Unfortunately, Pope Francis (another Jesuit) is deeply immersed in such innovations from and following the Second Vatican Council. He is its genuine product—a Modernist Pope, who is working to break the Roman Element in the Catholic Church with his New Evangelization Program, which pretends to impose “the” Magisterium of Vatican II as dogmatic and irrevocable.
Let us read some words from Archbishop Lefebvre:
Romanitas is not a vain word. The Latin language is an important example. It has brought the expression of the Faith and of Catholic worship to the ends of the world. And the converted people were proud to sing their Faith in this language, a real symbol of the unity of the Catholic Faith.
“Schisms and heresies are often begun by a rupture with Romanitas, a rupture with the Roman liturgy, with Latin, with the theology of the Latin, and Roman Fathers and theologians….
“It is this force of the Catholic Faith rooted in Romanitas that Freemasonry wished to eliminate by occupying the pontifical States and enclosing Catholic Rome in Vatican City. This occupation of Rome by the Masons permitted infiltration of the Church by Modernism and the destruction of Catholic Rome by Modernist clergy and Popes who hasten to destroy every vestige of Romanitas….
“This relentlessness against Romanitas is an infallible sign of rupture with the Catholic Faith that he [the Pope] no longer defends” (Spiritual Journey, p. 77–78).

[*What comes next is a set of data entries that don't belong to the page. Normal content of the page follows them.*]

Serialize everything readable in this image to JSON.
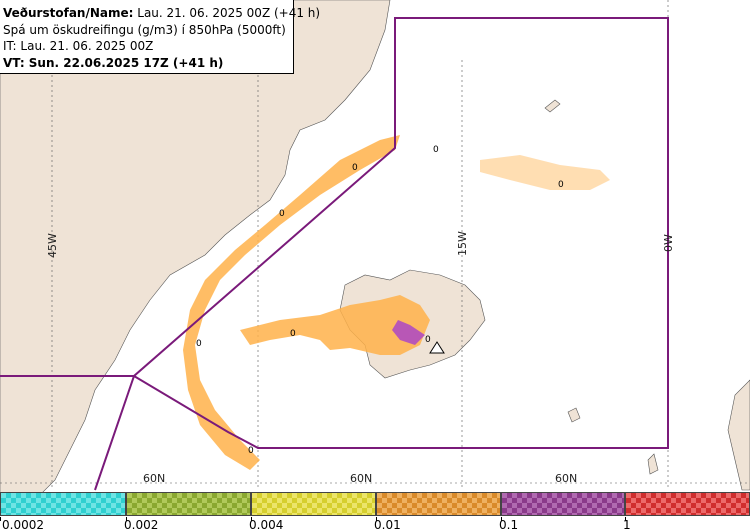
{
  "header": {
    "line1_bold": "Veðurstofan/Name:",
    "line1_rest": " Lau. 21. 06. 2025 00Z (+41 h)",
    "line2": "Spá um öskudreifingu (g/m3) í 850hPa (5000ft)",
    "line3": "IT: Lau. 21. 06. 2025 00Z",
    "line4": "VT: Sun. 22.06.2025 17Z (+41 h)"
  },
  "grid": {
    "lon_labels": [
      "45W",
      "15W",
      "0W"
    ],
    "lat_labels": [
      "60N",
      "60N",
      "60N"
    ]
  },
  "contour_labels": [
    "0",
    "0",
    "0",
    "0",
    "0",
    "0",
    "0",
    "0"
  ],
  "legend": {
    "labels": [
      "0.0002",
      "0.002",
      "0.004",
      "0.01",
      "0.1",
      "1"
    ],
    "colors": [
      "#2fd0d0",
      "#8aa830",
      "#d6cf2e",
      "#d98a2a",
      "#8a3a8a",
      "#d02e2e"
    ]
  },
  "colors": {
    "land": "#efe3d6",
    "sea": "#ffffff",
    "boundary": "#7a1a7a",
    "ash_low": "#ffb24a",
    "ash_high": "#b04cc0"
  }
}
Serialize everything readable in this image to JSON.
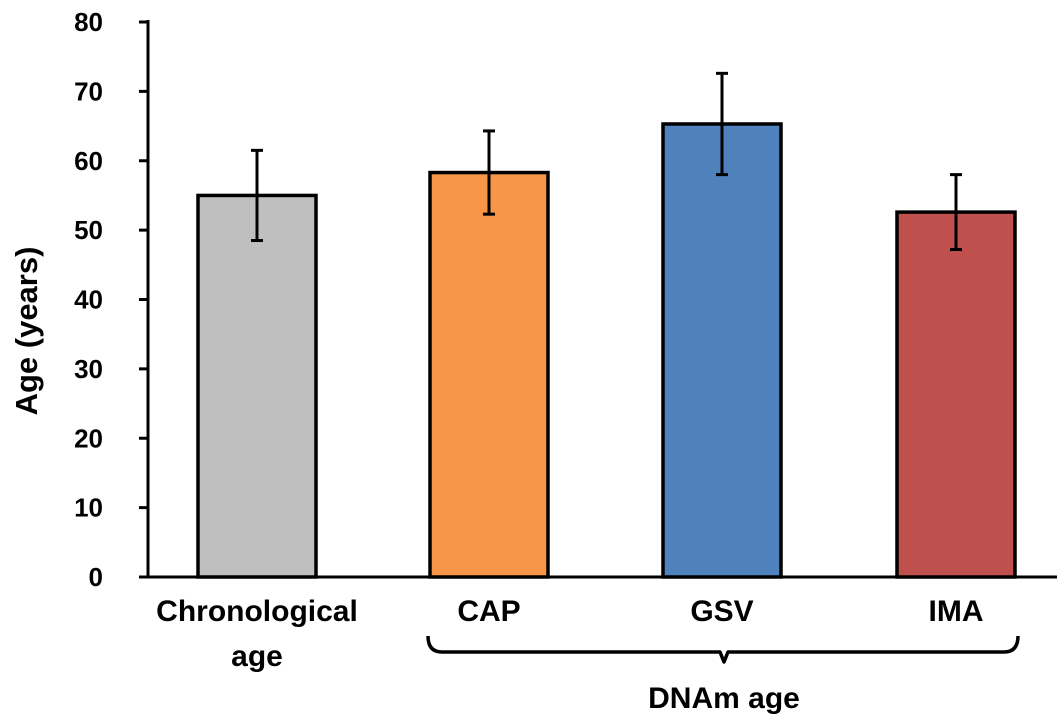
{
  "chart_data": {
    "type": "bar",
    "title": "",
    "xlabel": "",
    "ylabel": "Age (years)",
    "ylim": [
      0,
      80
    ],
    "yticks": [
      0,
      10,
      20,
      30,
      40,
      50,
      60,
      70,
      80
    ],
    "grid": false,
    "legend": "none",
    "categories": [
      {
        "label_lines": [
          "Chronological",
          "age"
        ],
        "value": 55.0,
        "error_low": 48.5,
        "error_high": 61.5,
        "color": "#BFBFBF"
      },
      {
        "label_lines": [
          "CAP"
        ],
        "value": 58.3,
        "error_low": 52.3,
        "error_high": 64.3,
        "color": "#F79646"
      },
      {
        "label_lines": [
          "GSV"
        ],
        "value": 65.3,
        "error_low": 58.0,
        "error_high": 72.6,
        "color": "#4F81BD"
      },
      {
        "label_lines": [
          "IMA"
        ],
        "value": 52.6,
        "error_low": 47.2,
        "error_high": 58.0,
        "color": "#C0504D"
      }
    ],
    "group_bracket": {
      "label": "DNAm age",
      "covers": [
        "CAP",
        "GSV",
        "IMA"
      ]
    }
  }
}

Consequently, we can see that the Jesuits still have an imperative role in today’s crisis within the Church. They were screened by the PRELATURE OF THE HOLY CROSS, popularly known as Opus Dei; they are, however, back at the command of the Church’s affairs—but with a revolutionary attitude “by reason of confusion” which is not according to the Gospel of Jesus Christ. “He that reads, let him understand” (Mt. XXIV, 15).